My answers are, in order:

• I don’t know. I haven’t read up the subject in awhile.
• Yes. I weighed the risks and the benefits, and, for me, personally, decided the risks were/are too great not to.
• Eye roll, but yes.
• Double eye roll.
• I don’t know. Here’s what current science says.
• I haven’t caught the headlines lately.
• If I roll my eyes again, they’re going to get stuck.

Of course, these are my answers now, over 20 years after Leading Man #1 (as I call my son) was diagnosed. That’s one-third of my lifetime and four-fifths of his. I am well past the initial shock – yes, it is shocking – of diagnosis. High school, the toughest part of JR’s life on the spectrum – and mine. IEPs are soul-crushing – is behind us.

I get it, though. I really do.

Ok, not the math thing. Yes, my son is good at math, but, as I’m one-half of his parentage, arguably the half he inherited autism from – it has to be coincidental. Math and I are NOT friends.

When JR was first diagnosed, I replayed every moment of my pregnancy, childbirth, and his first four years, looking for answers.

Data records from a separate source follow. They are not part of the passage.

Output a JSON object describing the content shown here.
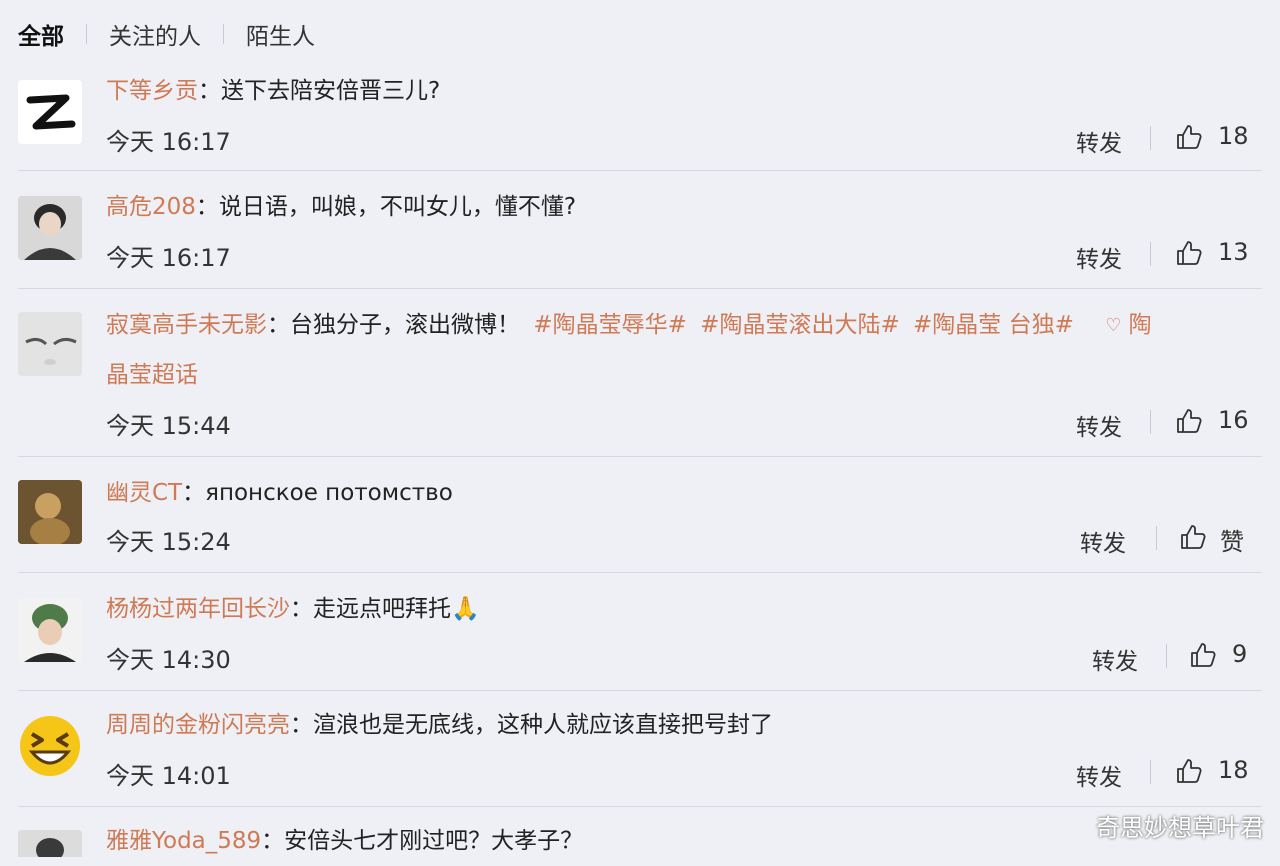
{
  "tabs": [
    "全部",
    "关注的人",
    "陌生人"
  ],
  "repost_label": "转发",
  "comments": [
    {
      "author": "下等乡贡",
      "colon": "：",
      "text": "送下去陪安倍晋三儿?",
      "time": "今天 16:17",
      "likes": "18"
    },
    {
      "author": "高危208",
      "colon": "：",
      "text": "说日语，叫娘，不叫女儿，懂不懂?",
      "time": "今天 16:17",
      "likes": "13"
    },
    {
      "author": "寂寞高手未无影",
      "colon": "：",
      "text": "台独分子，滚出微博！",
      "tags": [
        "#陶晶莹辱华#",
        "#陶晶莹滚出大陆#",
        "#陶晶莹 台独#"
      ],
      "supertopic_line1": "陶",
      "supertopic_line2": "晶莹超话",
      "time": "今天 15:44",
      "likes": "16"
    },
    {
      "author": "幽灵CT",
      "colon": "：",
      "text": "японское потомство",
      "time": "今天 15:24",
      "likes": "赞"
    },
    {
      "author": "杨杨过两年回长沙",
      "colon": "：",
      "text": "走远点吧拜托🙏",
      "time": "今天 14:30",
      "likes": "9"
    },
    {
      "author": "周周的金粉闪亮亮",
      "colon": "：",
      "text": "渲浪也是无底线，这种人就应该直接把号封了",
      "time": "今天 14:01",
      "likes": "18"
    },
    {
      "author": "雅雅Yoda_589",
      "colon": "：",
      "text": "安倍头七才刚过吧？大孝子？"
    }
  ],
  "watermark": "奇思妙想草叶君",
  "colors": {
    "accent": "#d07a55",
    "background": "#eef0f5"
  }
}
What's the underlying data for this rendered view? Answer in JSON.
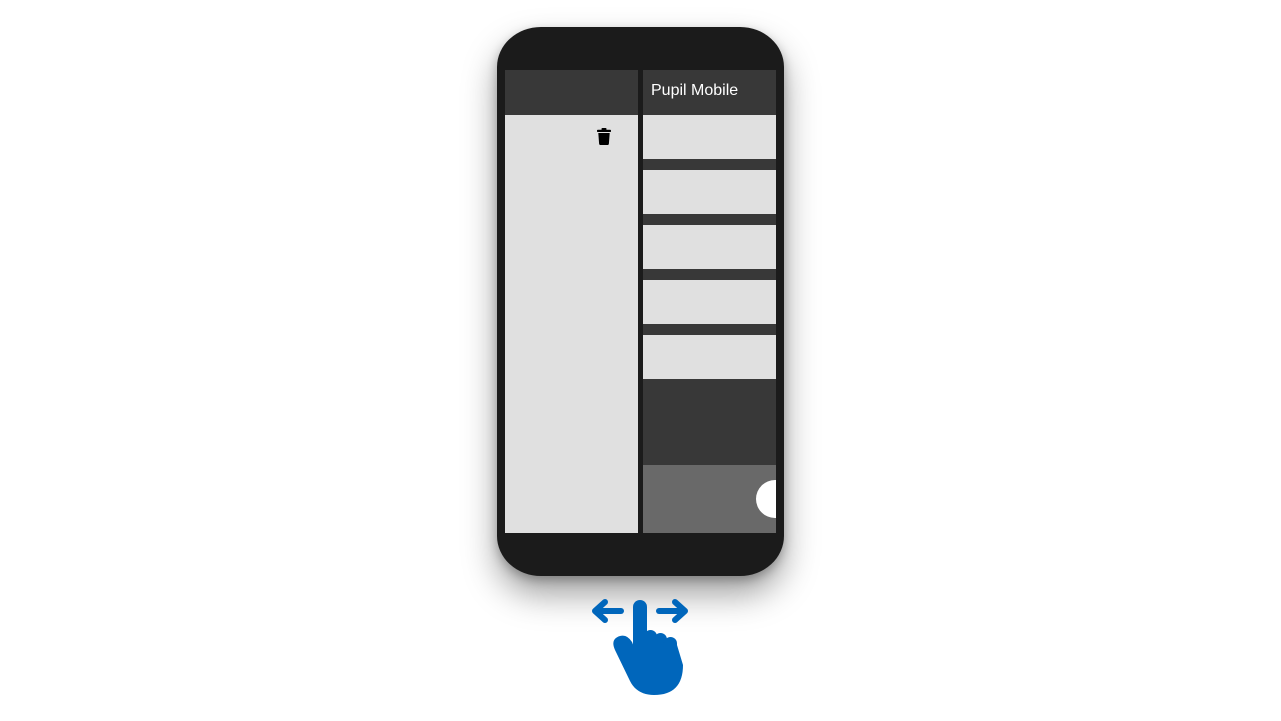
{
  "app": {
    "title": "Pupil Mobile"
  },
  "left_panel": {
    "delete_icon": "trash-icon"
  },
  "list": {
    "item_count": 5
  },
  "fab": {
    "icon": "circle"
  },
  "gesture": {
    "icon": "swipe-horizontal-hand-icon",
    "arrows": [
      "arrow-left-icon",
      "arrow-right-icon"
    ]
  },
  "colors": {
    "page_background": "#ffffff",
    "phone_body": "#1b1b1b",
    "app_bar": "#383838",
    "list_item": "#e0e0e0",
    "bottom_bar": "#696969",
    "fab": "#ffffff",
    "gesture_accent": "#0066bb"
  }
}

• Was it the peanut butter M&Ms I ate for lunch every day at work?
• Did that glass of wine at dinner that one time have something to do with it?
• Should JR have gotten the then new to the market Merck chicken pox vaccine?
• Was it something I did, didn’t do, was, or wasn’t doing?

It didn’t matter how many times the current science (I spent many hours out on PubMed, in the local library, in my college library, and online researching autism, vaccines, etc.), a school social worker, my son’s neurologist, or his pediatrician – or anyone else for that matter – said “It wasn’t your fault. No one knows what causes this,” I still thought I, personally, had done something wrong.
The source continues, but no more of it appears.